On 10/30/2013 12:05 PM, Daniel Vetter wrote:
On Wed, Oct 30, 2013 at 7:11 PM, Ian Romanick <idr@xxxxxxxxxxxxxxx> wrote:
test coverage of the existing code _before_ starting a feature instead
of when the patches are ready for merging should help a lot, before
everyone is invested into patches already and mounting rebase pain looms
large.
Yeah, that would be a great way to bring up new people. The problem is
a bit that on the kernel side we have a few disadvantages compared to
mesa: We don't have a nice spec and we also don't have a fairly decent
reference implementation (the nvidia blob). So ime writing kernel
tests is much more open-ended than reading a gl extension spec and
just nocking off all the new enums and api interface points.

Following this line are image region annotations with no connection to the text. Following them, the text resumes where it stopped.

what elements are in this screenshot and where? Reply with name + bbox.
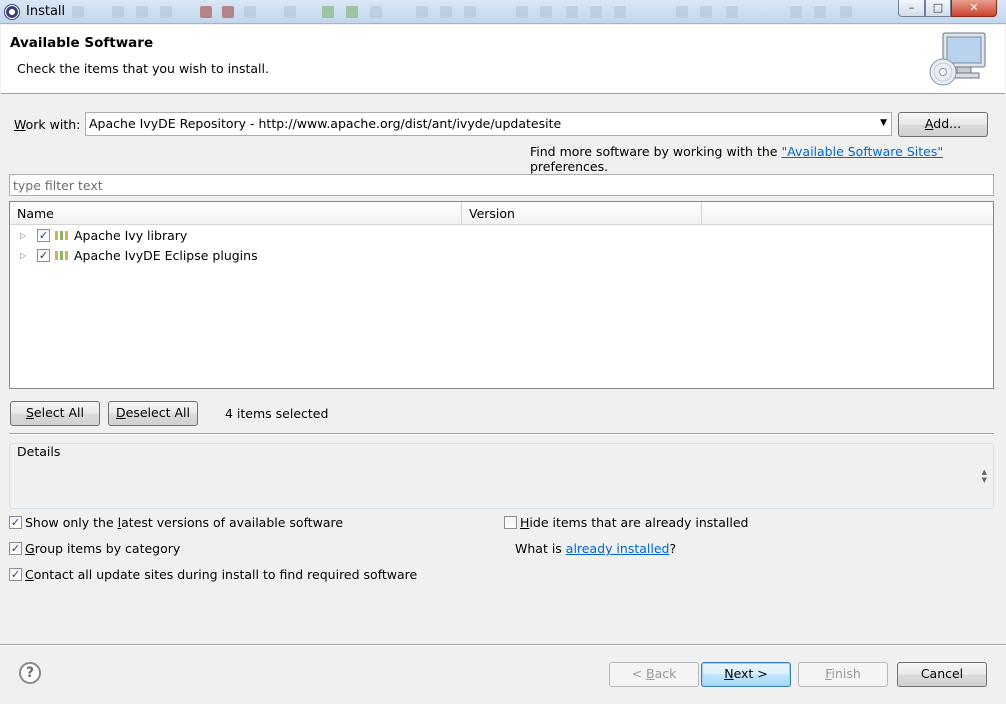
background-toolbar-icon	[814, 6, 826, 18]
software-tree[interactable]: Name Version ▷ ✓ Apache Ivy library ▷ ✓ …	[9, 201, 994, 389]
category-icon	[55, 251, 68, 260]
background-toolbar-icon	[160, 6, 172, 18]
selection-count: 4 items selected	[225, 406, 329, 421]
filter-field[interactable]	[9, 174, 994, 196]
background-toolbar-icon	[72, 6, 84, 18]
eclipse-icon	[4, 4, 20, 20]
finish-button[interactable]: Finish	[798, 662, 888, 687]
work-with-label: Work with:	[14, 117, 81, 132]
background-toolbar-icon	[726, 6, 738, 18]
title-bar[interactable]: Install – □ ✕	[0, 0, 1006, 24]
show-latest-checkbox[interactable]: ✓	[9, 516, 22, 529]
close-button[interactable]: ✕	[951, 0, 997, 17]
hide-installed-checkbox[interactable]	[504, 516, 517, 529]
page-title: Available Software	[10, 35, 154, 51]
maximize-button[interactable]: □	[925, 0, 951, 17]
background-toolbar-icon	[416, 6, 428, 18]
background-toolbar-icon	[590, 6, 602, 18]
background-toolbar-icon	[540, 6, 552, 18]
hide-installed-label: Hide items that are already installed	[520, 515, 749, 530]
background-toolbar-icon	[322, 6, 334, 18]
minimize-button[interactable]: –	[898, 0, 925, 17]
background-toolbar-icon	[112, 6, 124, 18]
background-toolbar-icon	[440, 6, 452, 18]
tree-row[interactable]: ▷ ✓ Apache Ivy library	[10, 226, 993, 246]
details-label: Details	[17, 444, 61, 459]
work-with-combo[interactable]: Apache IvyDE Repository - http://www.apa…	[85, 112, 892, 136]
background-toolbar-icon	[284, 6, 296, 18]
row-checkbox[interactable]: ✓	[37, 229, 50, 242]
group-by-category-label: Group items by category	[25, 541, 181, 556]
monitor-cd-icon	[929, 32, 986, 86]
work-with-value: Apache IvyDE Repository - http://www.apa…	[89, 116, 562, 131]
background-toolbar-icon	[566, 6, 578, 18]
available-software-sites-link[interactable]: "Available Software Sites"	[781, 144, 943, 159]
page-description: Check the items that you wish to install…	[17, 61, 269, 76]
background-toolbar-icon	[676, 6, 688, 18]
details-group: Details ▲ ▼	[9, 443, 994, 509]
divider	[0, 644, 1006, 646]
window-title: Install	[26, 4, 66, 19]
help-icon[interactable]: ?	[19, 662, 41, 684]
contact-sites-label: Contact all update sites during install …	[25, 567, 418, 582]
background-toolbar-icon	[222, 6, 234, 18]
already-installed-link[interactable]: already installed	[566, 541, 670, 556]
find-more-text: Find more software by working with the "…	[530, 144, 944, 174]
expand-arrow-icon[interactable]: ▷	[20, 251, 26, 260]
background-toolbar-icon	[370, 6, 382, 18]
divider	[9, 433, 994, 435]
background-toolbar-icon	[516, 6, 528, 18]
deselect-all-button[interactable]: Deselect All	[108, 401, 198, 426]
background-toolbar-icon	[200, 6, 212, 18]
background-toolbar-icon	[244, 6, 256, 18]
wizard-header: Available Software Check the items that …	[1, 25, 1005, 94]
contact-sites-checkbox[interactable]: ✓	[9, 568, 22, 581]
column-header-name[interactable]: Name	[10, 202, 462, 225]
chevron-down-icon[interactable]: ▼	[880, 118, 887, 128]
background-toolbar-icon	[346, 6, 358, 18]
next-button[interactable]: Next >	[701, 662, 791, 687]
expand-arrow-icon[interactable]: ▷	[20, 231, 26, 240]
what-is-installed-text: What is already installed?	[515, 541, 677, 556]
cancel-button[interactable]: Cancel	[897, 662, 987, 687]
filter-input[interactable]	[10, 175, 993, 195]
background-toolbar-icon	[840, 6, 852, 18]
background-toolbar-icon	[136, 6, 148, 18]
row-label: Apache IvyDE Eclipse plugins	[74, 248, 258, 263]
tree-header: Name Version	[10, 202, 993, 225]
show-latest-label: Show only the latest versions of availab…	[25, 515, 344, 530]
background-toolbar-icon	[464, 6, 476, 18]
back-button[interactable]: < Back	[609, 662, 699, 687]
tree-row[interactable]: ▷ ✓ Apache IvyDE Eclipse plugins	[10, 246, 993, 266]
background-toolbar-icon	[790, 6, 802, 18]
row-checkbox[interactable]: ✓	[37, 249, 50, 262]
details-scrollbar[interactable]: ▲ ▼	[982, 468, 987, 484]
row-label: Apache Ivy library	[74, 228, 188, 243]
group-by-category-checkbox[interactable]: ✓	[9, 542, 22, 555]
column-header-version[interactable]: Version	[462, 202, 702, 225]
background-toolbar-icon	[700, 6, 712, 18]
add-site-button[interactable]: Add...	[898, 112, 988, 137]
category-icon	[55, 231, 68, 240]
background-toolbar-icon	[614, 6, 626, 18]
select-all-button[interactable]: Select All	[10, 401, 100, 426]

Writing *meaningful* GL tests is much more open-ended than reading a gl
spec and knocking off each item. To really test some GL features, you
must be exceedingly clever and even have an understanding of the underlying
hardware implementation to test the significant corner cases. In that
sense, it's not too different from writing a kernel test case.
My comment is intended to be positive rather than a negative correction.
The Mesa team frequently succeeds at creating good test coverage of
new GL features despite the difficulty. That fact hopefully confirms it
will be possible for the kernel team too.